Contudo, se, em Leixões, a integração com a rodovia ainda não está feita, apesar de anunciada na partida há um pouco mais de três anos, cabe perguntar quando é que, neste porto,
- se fará a extensão da JUL à cadeia logística multimodal,
- teremos um programa extensivo de sensorização no porto,
- teremos acesso a bases de dados abertas,
só para citar alguns exemplos das expectativas que vão por aqui, para já não falar na Automação e na Robótica ou na aplicação de conceitos de Internet of All ou de Physical Internet, hoje tanto em voga.
A APDL tem um objetivo muito forte, de amplitude logística, para o Porto de Leixões, ligá-lo com os Portos Secos, o que se aplaude com entusiasmo, mas isto obriga a uma perseverança equivalente no domínio digital, igualmente forte, avançando, sem hesitação, com o conceito “Extended Gateway”, à velocidade que a Cadeia Logística moderna impõe e que Leixões necessita, mas que a JUL não está a acompanhar.
De há duas décadas para cá e até há poucos anos, as competências de Leixões, neste novo ambiente tecnológico, fizeram deste porto uma vanguarda.

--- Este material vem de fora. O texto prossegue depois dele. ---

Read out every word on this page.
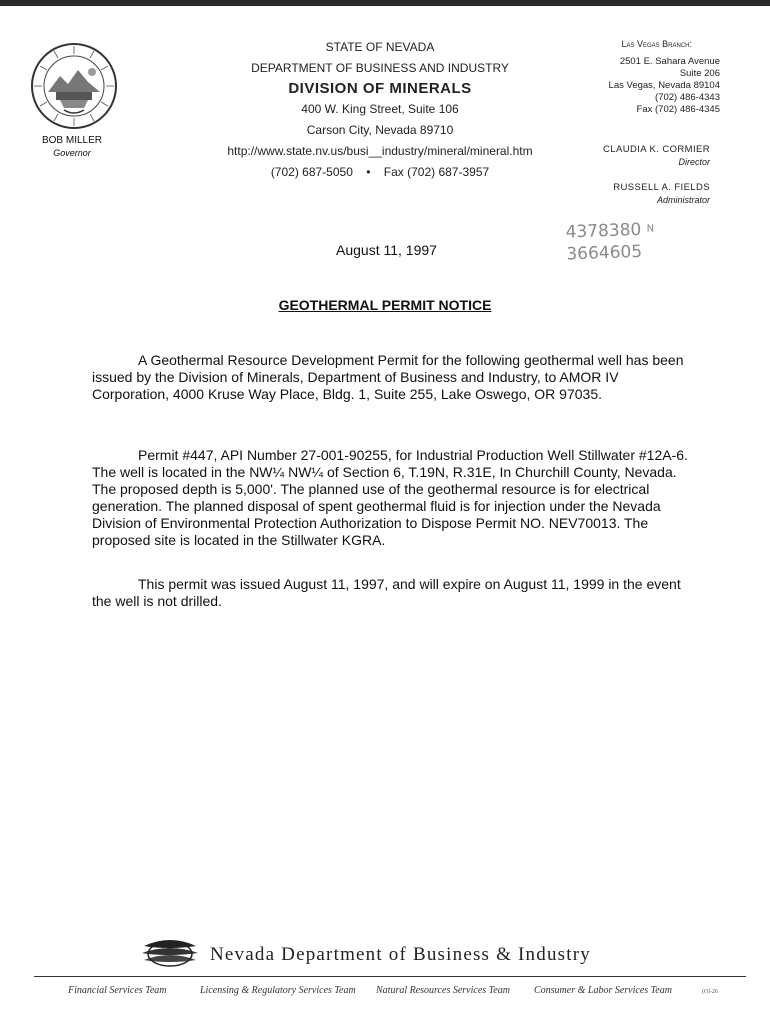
BOB MILLER
Governor
STATE OF NEVADA
DEPARTMENT OF BUSINESS AND INDUSTRY
DIVISION OF MINERALS
400 W. King Street, Suite 106
Carson City, Nevada 89710
http://www.state.nv.us/busi__industry/mineral/mineral.htm
(702) 687-5050 • Fax (702) 687-3957
Las Vegas Branch:
2501 E. Sahara Avenue
Suite 206
Las Vegas, Nevada 89104
(702) 486-4343
Fax (702) 486-4345
CLAUDIA K. CORMIER
Director
RUSSELL A. FIELDS
Administrator
4378380 N
3664605
August 11, 1997
GEOTHERMAL PERMIT NOTICE

A Geothermal Resource Development Permit for the following geothermal well has been issued by the Division of Minerals, Department of Business and Industry, to AMOR IV Corporation, 4000 Kruse Way Place, Bldg. 1, Suite 255, Lake Oswego, OR 97035.

Permit #447, API Number 27-001-90255, for Industrial Production Well Stillwater #12A-6. The well is located in the NW¼ NW¼ of Section 6, T.19N, R.31E, In Churchill County, Nevada. The proposed depth is 5,000'. The planned use of the geothermal resource is for electrical generation. The planned disposal of spent geothermal fluid is for injection under the Nevada Division of Environmental Protection Authorization to Dispose Permit NO. NEV70013. The proposed site is located in the Stillwater KGRA.

This permit was issued August 11, 1997, and will expire on August 11, 1999 in the event the well is not drilled.

Nevada Department of Business & Industry
Financial Services Team	Licensing & Regulatory Services Team Natural Resources Services Team Consumer & Labor Services Team	(Ol-26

Lembramo-nos bem do Piloto aqui ensaiado, há talvez uma década, de uma Plataforma Digital MarketPlace numa altura em que, neste campo, estava disseminada muita iliteracia.
Neste contexto, apesar destes recursos continuarem por Leixões, aflora-se-nos um sentimento de grande incompreensão o facto da implementação da JUL estar substantivamente atrasada neste porto, não obstante os três anos decorridos após ter sido anunciada.
Entretanto, quase todos os portos portugueses têm publicitado a implementação da JUL! Mas não é essa preocupação mediática que nos move no Porto de Leixões!
A JUL, saindo do estrito âmbito do porto em complemento da JUP, penetrando no corredor multimodal, num processo em permanente evolução, integrador de todos os fluxos de informação gerados pela cadeia logística, num Universo amplo cujo limite é o destino final da carga, pela sua natureza permite a qualquer porto anunciar a sua entrada em atividade, em qualquer momento da corrida, seja quando estão percorridos meros 300 m da maratona, ou, então, alguns 3000 m, tudo dependendo da ansiedade publicitária de cada porto.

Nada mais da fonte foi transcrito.